In another study, 533 patients meeting DSM-IV criteria for MDD received Cymbalta 60 mg once daily during an initial 12-week open-label treatment phase. Two hundred and seventy-eight patients who responded to open label treatment (defined as meeting the following criteria at weeks 10 and 12: a HAMD-17 total score ≤9, Clinical Global Impressions of Severity (CGI-S) ≤2, and not meeting the DSM-IV criteria for MDD) were randomly assigned to continuation of Cymbalta at the same dose (N=136) or to placebo (N=142) for 6 months. Patients on Cymbalta experienced a statistically significantly longer time to relapse of depression than did patients on placebo. Relapse was defined as an increase in the CGI-S score of ≥2 points compared with that obtained at week 12, as well as meeting the DSM-IV criteria for MDD at 2 consecutive visits at least 2 weeks apart, where the 2-week temporal criterion had to be satisfied at only the second visit. The effectiveness of Cymbalta in hospitalized patients with major depressive disorder has not been studied.

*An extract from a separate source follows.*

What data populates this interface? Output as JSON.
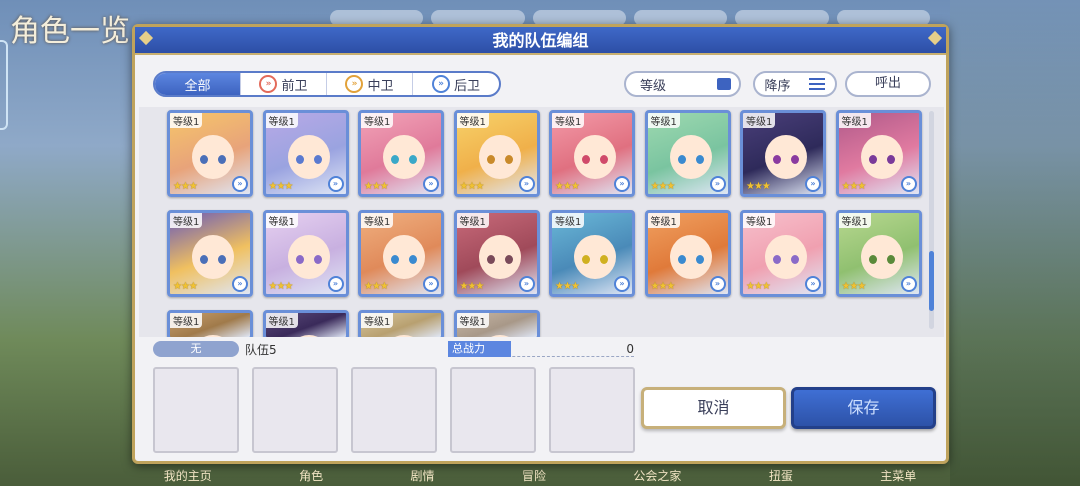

The efficacy of Cymbalta in the treatment of generalized anxiety disorder (GAD) was established in 1 fixed-dose randomized, double-blind, placebo-controlled trial and 2 flexible-dose randomized, double-blind, placebo-controlled trials in adult outpatients between 18 and 83 years of age meeting the DSM-IV criteria for GAD.
In 1 flexible-dose study and in the fixed-dose study, the starting dose was 60 mg once daily where down titration to 30 mg once daily was allowed for tolerability reasons before increasing it to 60 mg once daily. Fifteen percent of patients were down titrated. One flexible-dose study had a starting dose of 30 mg once daily for 1 week before increasing it to 60 mg once daily.
The 2 flexible-dose studies involved dose titration with Cymbalta doses ranging from 60 mg once daily to 120 mg once daily (N=168 and N=162) compared to placebo (N=159 and N=161) over a 10-week treatment period. The mean dose for completers at endpoint in the flexible-dose studies was 104.75 mg/day. The fixed-dose study evaluated Cymbalta doses of 60 mg once daily (N=168) and 120 mg once daily (N=170) compared to placebo (N=175) over a 9-week treatment period. While a 120 mg/day dose was shown to be effective, there is no evidence that doses greater than 60 mg/day confer additional benefit.
In all 3 studies, Cymbalta demonstrated superiority over placebo as measured by greater improvement in the Hamilton Anxiety Scale (HAM-A) total score and by the Sheehan Disability Scale (SDS) global functional impairment score. The SDS is a widely used and well-validated scale that measures the extent emotional symptoms disrupt patient functioning in 3 life domains: work/school, social life/leisure activities, and family life/home responsibilities.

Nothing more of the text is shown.